Vous comprendrez ce que vous pouvez
En fin de semaine…
Au Québec, on aime bavasser, jaser avec ses chums. Parfois, quand ils nous tombent sur les nerfs, on se chicane. Ça a pas de bon sens. En fin de semaine, on s’évache devant une game de hockey. On attend avec impatience que les premiers joueurs se sautent dans la face et se mangent une volée. En fin de compte, on en oublie la poque. Dans le fond, on se dit qu’on a p’t être ben tanponné, mais que c’était ben l’fun.
Samedi matin, on magasine, on fait les commissions. L’après-midi, on va aux vues.
Le samedi soir, on fait des partys et on boit des broues avec sa gang en écoutant des tounes. En pub crawl, y en a qui brossent. Ça a pas toujours d’allure. Pour s’en remettre, ils mangent une poutine à 3h du mat’.

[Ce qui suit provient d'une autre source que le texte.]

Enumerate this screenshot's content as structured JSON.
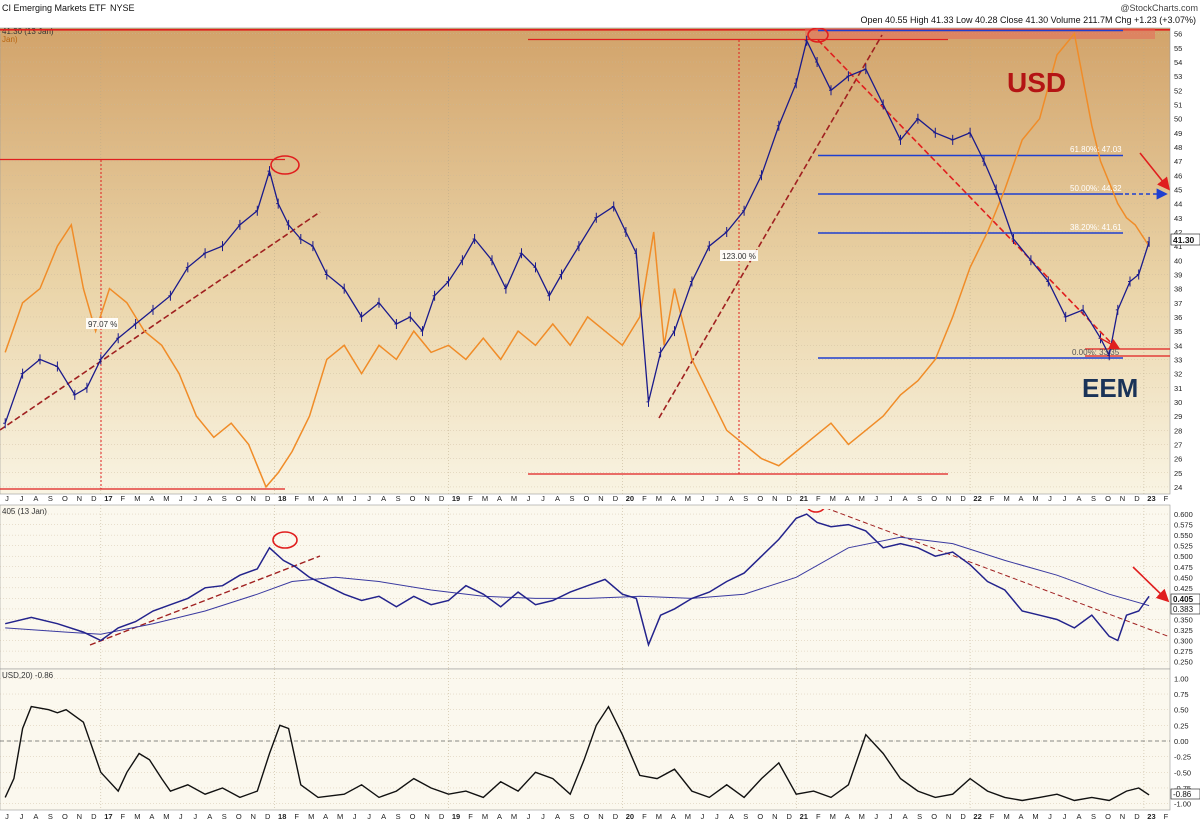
{
  "header": {
    "symbol_name": "CI Emerging Markets ETF",
    "exchange": "NYSE",
    "watermark": "@StockCharts.com",
    "ohlc": "Open 40.55  High 41.33  Low 40.28  Close 41.30  Volume 211.7M  Chg +1.23 (+3.07%)",
    "tag_price": "41.30 (13 Jan)",
    "tag_usd": "Jan)",
    "tag_mid": "405 (13 Jan)",
    "tag_corr": "USD,20) -0.86"
  },
  "annotations": {
    "usd_label": "USD",
    "eem_label": "EEM",
    "pct_1": "97.07 %",
    "pct_2": "123.00 %",
    "fib_618": "61.80%: 47.03",
    "fib_50": "50.00%: 44.32",
    "fib_382": "38.20%: 41.61",
    "fib_0": "0.00%: 33.35",
    "current_price": "41.30",
    "ratio_now": "0.405",
    "ratio_ma": "0.383",
    "corr_now": "-0.86"
  },
  "colors": {
    "price": "#1a1a8c",
    "usd": "#f08c28",
    "ratio": "#23238c",
    "corr": "#111111",
    "annotation": "#e01e1e",
    "fib": "#1f3fd0",
    "trend": "#a02020",
    "usd_text": "#b41414",
    "eem_text": "#1a3358"
  },
  "chart_data": [
    {
      "type": "line",
      "panel": "price",
      "title": "CI Emerging Markets ETF",
      "ylim": [
        23.5,
        56.4
      ],
      "y_ticks": [
        24,
        25,
        26,
        27,
        28,
        29,
        30,
        31,
        32,
        33,
        34,
        35,
        36,
        37,
        38,
        39,
        40,
        41,
        42,
        43,
        44,
        45,
        46,
        47,
        48,
        49,
        50,
        51,
        52,
        53,
        54,
        55,
        56
      ],
      "x_year_labels": [
        "17",
        "18",
        "19",
        "20",
        "21",
        "22",
        "23"
      ],
      "x_month_labels": [
        "J",
        "J",
        "A",
        "S",
        "O",
        "N",
        "D",
        "17",
        "F",
        "M",
        "A",
        "M",
        "J",
        "J",
        "A",
        "S",
        "O",
        "N",
        "D",
        "18",
        "F",
        "M",
        "A",
        "M",
        "J",
        "J",
        "A",
        "S",
        "O",
        "N",
        "D",
        "19",
        "F",
        "M",
        "A",
        "M",
        "J",
        "J",
        "A",
        "S",
        "O",
        "N",
        "D",
        "20",
        "F",
        "M",
        "A",
        "M",
        "J",
        "J",
        "A",
        "S",
        "O",
        "N",
        "D",
        "21",
        "F",
        "M",
        "A",
        "M",
        "J",
        "J",
        "A",
        "S",
        "O",
        "N",
        "D",
        "22",
        "F",
        "M",
        "A",
        "M",
        "J",
        "J",
        "A",
        "S",
        "O",
        "N",
        "D",
        "23",
        "F"
      ],
      "series": [
        {
          "name": "EEM",
          "x": [
            2016.45,
            2016.55,
            2016.65,
            2016.75,
            2016.85,
            2016.92,
            2017.0,
            2017.1,
            2017.2,
            2017.3,
            2017.4,
            2017.5,
            2017.6,
            2017.7,
            2017.8,
            2017.9,
            2017.97,
            2018.02,
            2018.08,
            2018.15,
            2018.22,
            2018.3,
            2018.4,
            2018.5,
            2018.6,
            2018.7,
            2018.78,
            2018.85,
            2018.92,
            2019.0,
            2019.08,
            2019.15,
            2019.25,
            2019.33,
            2019.42,
            2019.5,
            2019.58,
            2019.65,
            2019.75,
            2019.85,
            2019.95,
            2020.02,
            2020.08,
            2020.15,
            2020.22,
            2020.3,
            2020.4,
            2020.5,
            2020.6,
            2020.7,
            2020.8,
            2020.9,
            2021.0,
            2021.06,
            2021.12,
            2021.2,
            2021.3,
            2021.4,
            2021.5,
            2021.6,
            2021.7,
            2021.8,
            2021.9,
            2022.0,
            2022.08,
            2022.15,
            2022.25,
            2022.35,
            2022.45,
            2022.55,
            2022.65,
            2022.75,
            2022.8,
            2022.85,
            2022.92,
            2022.97,
            2023.03
          ],
          "values": [
            28.5,
            32.0,
            33.0,
            32.5,
            30.5,
            31.0,
            33.0,
            34.5,
            35.5,
            36.5,
            37.5,
            39.5,
            40.5,
            41.0,
            42.5,
            43.5,
            46.3,
            44.0,
            42.5,
            41.5,
            41.0,
            39.0,
            38.0,
            36.0,
            37.0,
            35.5,
            36.0,
            35.0,
            37.5,
            38.5,
            40.0,
            41.5,
            40.0,
            38.0,
            40.5,
            39.5,
            37.5,
            39.0,
            41.0,
            43.0,
            43.8,
            42.0,
            40.5,
            30.0,
            33.5,
            35.0,
            38.5,
            41.0,
            42.0,
            43.5,
            46.0,
            49.5,
            52.5,
            55.5,
            54.0,
            52.0,
            53.0,
            53.5,
            51.0,
            48.5,
            50.0,
            49.0,
            48.5,
            49.0,
            47.0,
            45.0,
            41.5,
            40.0,
            38.5,
            36.0,
            36.5,
            34.5,
            33.3,
            36.5,
            38.5,
            39.0,
            41.3
          ]
        },
        {
          "name": "USD",
          "x": [
            2016.45,
            2016.55,
            2016.65,
            2016.75,
            2016.83,
            2016.9,
            2016.97,
            2017.05,
            2017.15,
            2017.25,
            2017.35,
            2017.45,
            2017.55,
            2017.65,
            2017.75,
            2017.85,
            2017.95,
            2018.02,
            2018.1,
            2018.2,
            2018.3,
            2018.4,
            2018.5,
            2018.6,
            2018.7,
            2018.8,
            2018.9,
            2019.0,
            2019.1,
            2019.2,
            2019.3,
            2019.4,
            2019.5,
            2019.6,
            2019.7,
            2019.8,
            2019.9,
            2020.0,
            2020.1,
            2020.18,
            2020.24,
            2020.3,
            2020.4,
            2020.5,
            2020.6,
            2020.7,
            2020.8,
            2020.9,
            2021.0,
            2021.1,
            2021.2,
            2021.3,
            2021.4,
            2021.5,
            2021.6,
            2021.7,
            2021.8,
            2021.9,
            2022.0,
            2022.1,
            2022.2,
            2022.3,
            2022.4,
            2022.5,
            2022.6,
            2022.7,
            2022.75,
            2022.8,
            2022.85,
            2022.9,
            2022.95,
            2023.03
          ],
          "values": [
            33.5,
            37.0,
            38.0,
            41.0,
            42.5,
            38.0,
            35.0,
            38.0,
            37.0,
            35.0,
            34.0,
            32.0,
            29.0,
            27.5,
            28.5,
            27.0,
            24.0,
            25.0,
            26.5,
            29.0,
            33.0,
            34.0,
            32.0,
            34.0,
            33.0,
            35.0,
            33.5,
            34.0,
            33.0,
            34.5,
            33.0,
            35.0,
            34.0,
            35.5,
            34.0,
            36.0,
            35.0,
            34.0,
            36.0,
            42.0,
            34.0,
            38.0,
            33.0,
            30.5,
            28.0,
            27.0,
            26.0,
            25.5,
            26.5,
            27.5,
            28.5,
            27.0,
            28.0,
            29.0,
            30.5,
            31.5,
            33.0,
            36.0,
            39.5,
            42.0,
            45.0,
            48.5,
            50.0,
            54.5,
            56.0,
            49.5,
            47.0,
            45.5,
            44.0,
            43.0,
            42.5,
            41.0
          ]
        }
      ]
    },
    {
      "type": "line",
      "panel": "ratio",
      "ylim": [
        0.242,
        0.612
      ],
      "y_ticks": [
        0.25,
        0.275,
        0.3,
        0.325,
        0.35,
        0.375,
        0.4,
        0.425,
        0.45,
        0.475,
        0.5,
        0.525,
        0.55,
        0.575,
        0.6
      ],
      "series": [
        {
          "name": "",
          "x": [
            2016.45,
            2016.6,
            2016.75,
            2016.9,
            2017.0,
            2017.1,
            2017.2,
            2017.3,
            2017.4,
            2017.5,
            2017.6,
            2017.7,
            2017.8,
            2017.9,
            2017.97,
            2018.05,
            2018.12,
            2018.2,
            2018.3,
            2018.4,
            2018.5,
            2018.6,
            2018.7,
            2018.8,
            2018.9,
            2019.0,
            2019.1,
            2019.2,
            2019.3,
            2019.4,
            2019.5,
            2019.6,
            2019.7,
            2019.8,
            2019.9,
            2020.0,
            2020.08,
            2020.15,
            2020.22,
            2020.3,
            2020.4,
            2020.5,
            2020.6,
            2020.7,
            2020.8,
            2020.9,
            2021.0,
            2021.06,
            2021.12,
            2021.2,
            2021.3,
            2021.4,
            2021.5,
            2021.6,
            2021.7,
            2021.8,
            2021.9,
            2022.0,
            2022.1,
            2022.2,
            2022.3,
            2022.4,
            2022.5,
            2022.6,
            2022.7,
            2022.8,
            2022.85,
            2022.9,
            2022.97,
            2023.03
          ],
          "values": [
            0.34,
            0.355,
            0.34,
            0.32,
            0.3,
            0.33,
            0.345,
            0.37,
            0.385,
            0.4,
            0.425,
            0.43,
            0.455,
            0.47,
            0.52,
            0.49,
            0.475,
            0.45,
            0.43,
            0.41,
            0.395,
            0.405,
            0.38,
            0.405,
            0.385,
            0.395,
            0.43,
            0.41,
            0.38,
            0.415,
            0.385,
            0.395,
            0.415,
            0.43,
            0.445,
            0.41,
            0.4,
            0.29,
            0.36,
            0.375,
            0.4,
            0.415,
            0.44,
            0.46,
            0.5,
            0.54,
            0.59,
            0.6,
            0.58,
            0.57,
            0.575,
            0.56,
            0.52,
            0.53,
            0.52,
            0.5,
            0.51,
            0.48,
            0.44,
            0.42,
            0.37,
            0.36,
            0.35,
            0.33,
            0.36,
            0.31,
            0.3,
            0.36,
            0.37,
            0.405
          ]
        },
        {
          "name": "",
          "x": [
            2016.45,
            2016.8,
            2017.0,
            2017.3,
            2017.6,
            2017.9,
            2018.1,
            2018.35,
            2018.6,
            2018.9,
            2019.2,
            2019.5,
            2019.8,
            2020.1,
            2020.4,
            2020.7,
            2021.0,
            2021.3,
            2021.6,
            2021.9,
            2022.2,
            2022.5,
            2022.8,
            2023.03
          ],
          "values": [
            0.33,
            0.32,
            0.315,
            0.34,
            0.37,
            0.41,
            0.44,
            0.45,
            0.44,
            0.42,
            0.405,
            0.4,
            0.4,
            0.405,
            0.4,
            0.41,
            0.45,
            0.52,
            0.545,
            0.53,
            0.49,
            0.455,
            0.41,
            0.383
          ]
        }
      ]
    },
    {
      "type": "line",
      "panel": "correlation",
      "ylim": [
        -1.07,
        1.07
      ],
      "y_ticks": [
        -1.0,
        -0.75,
        -0.5,
        -0.25,
        0.0,
        0.25,
        0.5,
        0.75,
        1.0
      ],
      "series": [
        {
          "name": "",
          "x": [
            2016.45,
            2016.5,
            2016.55,
            2016.6,
            2016.7,
            2016.75,
            2016.8,
            2016.9,
            2017.0,
            2017.1,
            2017.15,
            2017.22,
            2017.28,
            2017.35,
            2017.4,
            2017.5,
            2017.6,
            2017.7,
            2017.8,
            2017.9,
            2017.97,
            2018.03,
            2018.08,
            2018.15,
            2018.25,
            2018.4,
            2018.5,
            2018.6,
            2018.7,
            2018.8,
            2018.9,
            2019.0,
            2019.1,
            2019.2,
            2019.3,
            2019.4,
            2019.5,
            2019.6,
            2019.7,
            2019.78,
            2019.85,
            2019.92,
            2020.0,
            2020.1,
            2020.2,
            2020.3,
            2020.4,
            2020.5,
            2020.6,
            2020.7,
            2020.8,
            2020.9,
            2021.0,
            2021.1,
            2021.2,
            2021.3,
            2021.4,
            2021.5,
            2021.6,
            2021.7,
            2021.8,
            2021.9,
            2022.0,
            2022.1,
            2022.2,
            2022.3,
            2022.4,
            2022.5,
            2022.6,
            2022.7,
            2022.8,
            2022.9,
            2022.97,
            2023.03
          ],
          "values": [
            -0.9,
            -0.6,
            0.2,
            0.55,
            0.5,
            0.45,
            0.5,
            0.3,
            -0.5,
            -0.8,
            -0.5,
            -0.2,
            -0.3,
            -0.6,
            -0.8,
            -0.7,
            -0.85,
            -0.75,
            -0.9,
            -0.8,
            -0.2,
            0.25,
            0.2,
            -0.7,
            -0.9,
            -0.85,
            -0.7,
            -0.9,
            -0.8,
            -0.6,
            -0.75,
            -0.85,
            -0.8,
            -0.9,
            -0.65,
            -0.8,
            -0.5,
            -0.6,
            -0.85,
            -0.3,
            0.25,
            0.55,
            0.1,
            -0.55,
            -0.6,
            -0.45,
            -0.8,
            -0.9,
            -0.7,
            -0.9,
            -0.6,
            -0.35,
            -0.85,
            -0.8,
            -0.9,
            -0.7,
            0.1,
            -0.2,
            -0.6,
            -0.8,
            -0.9,
            -0.85,
            -0.6,
            -0.8,
            -0.9,
            -0.95,
            -0.9,
            -0.85,
            -0.95,
            -0.9,
            -0.95,
            -0.8,
            -0.75,
            -0.86
          ]
        }
      ]
    }
  ]
}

On becotte sa blonde et on se plait à l’appeler ma pitoune. Et quand on a en a pas on crouse dans les pubs, ça arrive qu’on pogne, qu’on tombe en amour.
S’il mouille à siot ou qu’il fait trop frette, on aime encore bien rester assis sur son steak, chez nous.

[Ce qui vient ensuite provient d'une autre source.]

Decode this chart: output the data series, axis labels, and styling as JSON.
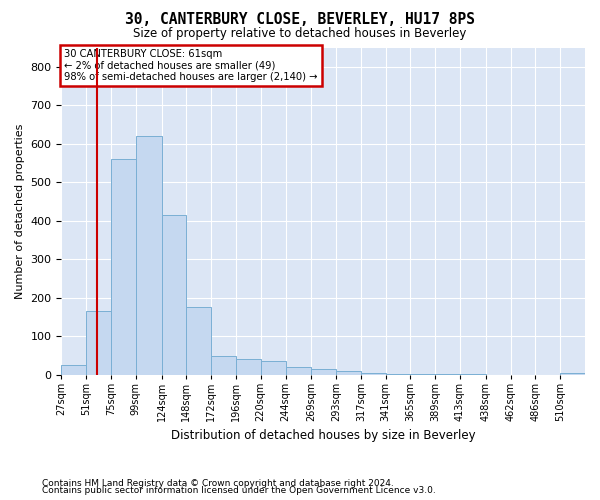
{
  "title": "30, CANTERBURY CLOSE, BEVERLEY, HU17 8PS",
  "subtitle": "Size of property relative to detached houses in Beverley",
  "xlabel": "Distribution of detached houses by size in Beverley",
  "ylabel": "Number of detached properties",
  "bin_labels": [
    "27sqm",
    "51sqm",
    "75sqm",
    "99sqm",
    "124sqm",
    "148sqm",
    "172sqm",
    "196sqm",
    "220sqm",
    "244sqm",
    "269sqm",
    "293sqm",
    "317sqm",
    "341sqm",
    "365sqm",
    "389sqm",
    "413sqm",
    "438sqm",
    "462sqm",
    "486sqm",
    "510sqm"
  ],
  "bar_heights": [
    25,
    165,
    560,
    620,
    415,
    175,
    50,
    40,
    35,
    20,
    15,
    10,
    5,
    3,
    2,
    2,
    1,
    0,
    0,
    0,
    5
  ],
  "bar_color": "#c5d8f0",
  "bar_edge_color": "#7aafd4",
  "ylim": [
    0,
    850
  ],
  "yticks": [
    0,
    100,
    200,
    300,
    400,
    500,
    600,
    700,
    800
  ],
  "bin_starts": [
    27,
    51,
    75,
    99,
    124,
    148,
    172,
    196,
    220,
    244,
    269,
    293,
    317,
    341,
    365,
    389,
    413,
    438,
    462,
    486,
    510
  ],
  "property_size": 61,
  "property_line_color": "#cc0000",
  "annotation_line1": "30 CANTERBURY CLOSE: 61sqm",
  "annotation_line2": "← 2% of detached houses are smaller (49)",
  "annotation_line3": "98% of semi-detached houses are larger (2,140) →",
  "annotation_box_color": "#cc0000",
  "footnote1": "Contains HM Land Registry data © Crown copyright and database right 2024.",
  "footnote2": "Contains public sector information licensed under the Open Government Licence v3.0.",
  "fig_facecolor": "#ffffff",
  "plot_bg_color": "#dce6f5"
}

Besoin d’une traduction? C’est sûr, ça a moins d’allure en français…
Au Québec, on papote avec ses potes. Parfois, quand on se tape sur les nerfs, on se dispute. Ça ressemble à rien. Le weekend, on paresse devant un match de hockey. On attend avec impatience que les premiers s’engueulent et se prennent une raclée. En fin de compte, on en oublie le palet. Après coup, on se dit qu’on a peut-être perdu son temps, mais que c’était bien chouette.
Samedi matin, on fait du shopping, on fait les courses. L’après-midi on va au cinéma.

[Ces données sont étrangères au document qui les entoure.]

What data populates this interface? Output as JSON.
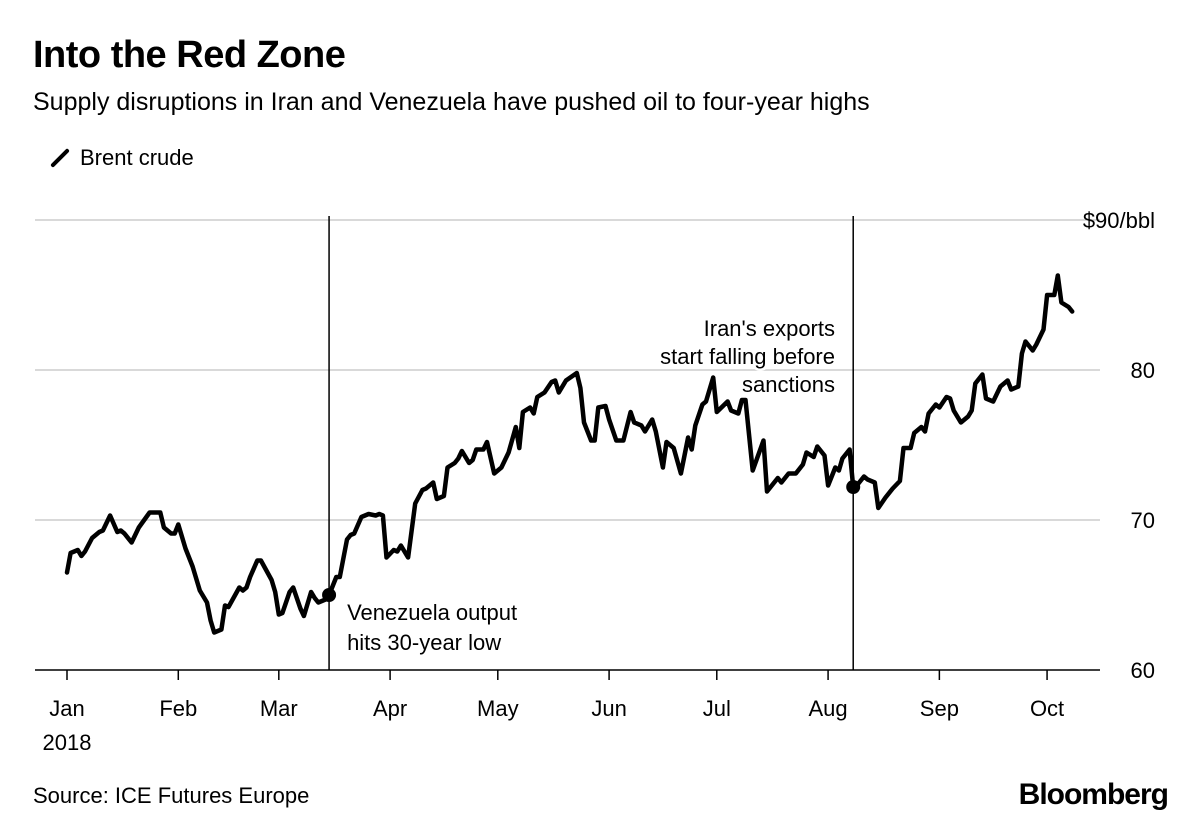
{
  "header": {
    "title": "Into the Red Zone",
    "subtitle": "Supply disruptions in Iran and Venezuela have pushed oil to four-year highs"
  },
  "footer": {
    "source": "Source: ICE Futures Europe",
    "logo": "Bloomberg"
  },
  "colors": {
    "line": "#000000",
    "grid": "#d9d9d9",
    "axis": "#000000"
  },
  "chart_data": {
    "type": "line",
    "title": "Into the Red Zone",
    "xlabel": "",
    "ylabel": "",
    "x_unit": "days since Jan 1, 2018",
    "legend": {
      "position": "top-left",
      "entries": [
        "Brent crude"
      ]
    },
    "ylim": [
      60,
      90
    ],
    "xlim": [
      -9,
      287
    ],
    "grid": true,
    "y_ticks": [
      {
        "value": 60,
        "label": "60"
      },
      {
        "value": 70,
        "label": "70"
      },
      {
        "value": 80,
        "label": "80"
      },
      {
        "value": 90,
        "label": "$90/bbl"
      }
    ],
    "x_ticks": [
      {
        "value": 0,
        "label": "Jan",
        "sublabel": "2018"
      },
      {
        "value": 31,
        "label": "Feb"
      },
      {
        "value": 59,
        "label": "Mar"
      },
      {
        "value": 90,
        "label": "Apr"
      },
      {
        "value": 120,
        "label": "May"
      },
      {
        "value": 151,
        "label": "Jun"
      },
      {
        "value": 181,
        "label": "Jul"
      },
      {
        "value": 212,
        "label": "Aug"
      },
      {
        "value": 243,
        "label": "Sep"
      },
      {
        "value": 273,
        "label": "Oct"
      }
    ],
    "series": [
      {
        "name": "Brent crude",
        "x": [
          0,
          1,
          3,
          4,
          5,
          7,
          9,
          10,
          12,
          14,
          15,
          16,
          18,
          20,
          23,
          25,
          26,
          27,
          29,
          30,
          31,
          33,
          35,
          37,
          39,
          40,
          41,
          43,
          44,
          45,
          48,
          49,
          50,
          51,
          53,
          54,
          57,
          58,
          59,
          60,
          62,
          63,
          65,
          66,
          68,
          69,
          70,
          72,
          73,
          74,
          75,
          76,
          78,
          79,
          80,
          82,
          84,
          86,
          87,
          88,
          89,
          91,
          92,
          93,
          95,
          97,
          99,
          100,
          102,
          103,
          105,
          106,
          108,
          109,
          110,
          112,
          113,
          114,
          116,
          117,
          119,
          121,
          123,
          125,
          126,
          127,
          129,
          130,
          131,
          133,
          135,
          136,
          137,
          139,
          142,
          143,
          144,
          146,
          147,
          148,
          150,
          151,
          153,
          155,
          157,
          158,
          160,
          161,
          163,
          164,
          166,
          167,
          169,
          171,
          173,
          174,
          175,
          177,
          178,
          180,
          181,
          184,
          185,
          187,
          188,
          189,
          191,
          194,
          195,
          198,
          199,
          201,
          203,
          205,
          206,
          208,
          209,
          211,
          212,
          214,
          215,
          216,
          218,
          219,
          220,
          222,
          223,
          225,
          226,
          228,
          230,
          232,
          233,
          235,
          236,
          238,
          239,
          240,
          242,
          243,
          245,
          246,
          247,
          249,
          251,
          252,
          253,
          255,
          256,
          258,
          260,
          262,
          263,
          265,
          266,
          267,
          269,
          270,
          272,
          273,
          275,
          276,
          277,
          279,
          280
        ],
        "y": [
          66.5,
          67.8,
          68.0,
          67.6,
          67.9,
          68.8,
          69.2,
          69.3,
          70.3,
          69.2,
          69.3,
          69.1,
          68.5,
          69.5,
          70.5,
          70.5,
          70.5,
          69.5,
          69.1,
          69.1,
          69.7,
          68.1,
          66.9,
          65.3,
          64.5,
          63.3,
          62.5,
          62.7,
          64.3,
          64.2,
          65.5,
          65.3,
          65.5,
          66.2,
          67.3,
          67.3,
          66.0,
          65.2,
          63.7,
          63.8,
          65.2,
          65.5,
          64.1,
          63.6,
          65.2,
          64.8,
          64.5,
          64.7,
          65.0,
          65.6,
          66.2,
          66.2,
          68.7,
          69.0,
          69.1,
          70.2,
          70.4,
          70.3,
          70.4,
          70.3,
          67.5,
          68.0,
          67.9,
          68.3,
          67.5,
          71.1,
          72.0,
          72.1,
          72.5,
          71.4,
          71.6,
          73.5,
          73.8,
          74.1,
          74.6,
          73.8,
          74.0,
          74.7,
          74.7,
          75.2,
          73.1,
          73.5,
          74.5,
          76.2,
          74.8,
          77.2,
          77.5,
          77.1,
          78.2,
          78.5,
          79.2,
          79.3,
          78.5,
          79.3,
          79.8,
          78.8,
          76.5,
          75.3,
          75.3,
          77.5,
          77.6,
          76.7,
          75.3,
          75.3,
          77.2,
          76.5,
          76.3,
          75.9,
          76.7,
          75.9,
          73.5,
          75.2,
          74.8,
          73.1,
          75.5,
          74.7,
          76.3,
          77.7,
          77.9,
          79.5,
          77.2,
          77.9,
          77.3,
          77.1,
          78.0,
          78.0,
          73.3,
          75.3,
          71.9,
          72.8,
          72.5,
          73.1,
          73.1,
          73.7,
          74.5,
          74.2,
          74.9,
          74.3,
          72.3,
          73.5,
          73.3,
          74.1,
          74.7,
          72.2,
          72.3,
          72.9,
          72.7,
          72.5,
          70.8,
          71.5,
          72.1,
          72.6,
          74.8,
          74.8,
          75.8,
          76.2,
          75.9,
          77.1,
          77.7,
          77.5,
          78.2,
          78.1,
          77.3,
          76.5,
          76.9,
          77.3,
          79.1,
          79.7,
          78.1,
          77.9,
          78.9,
          79.3,
          78.7,
          78.9,
          81.1,
          81.9,
          81.3,
          81.7,
          82.7,
          85.0,
          85.0,
          86.3,
          84.5,
          84.2,
          83.9
        ]
      }
    ],
    "annotations": [
      {
        "x": 73,
        "y": 65.0,
        "lines": [
          "Venezuela output",
          "hits 30-year low"
        ]
      },
      {
        "x": 219,
        "y": 72.2,
        "lines": [
          "Iran's exports",
          "start falling before",
          "sanctions"
        ]
      }
    ]
  }
}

Le samedi soir, on organise des fête et on boit de la bière avec son groupe de potes en écoutant de la musique. En rallye chopes, y en a qui se tôlent. Ça ne ressemble pas toujours à grand-chose. Pour s’en remettre, ils mangent une poutine à 3 heure du mat’.
On embrasse sa copine et on aime l’appeler ma petite puce. Et quand on en a pas, on dragouille dans les bars. Ça arrive qu’on ait du succès, qu’on tombe amoureux.
S’il pleut des cordes ou s’il fait trop froid, on aime encore bien glandé, chez soi.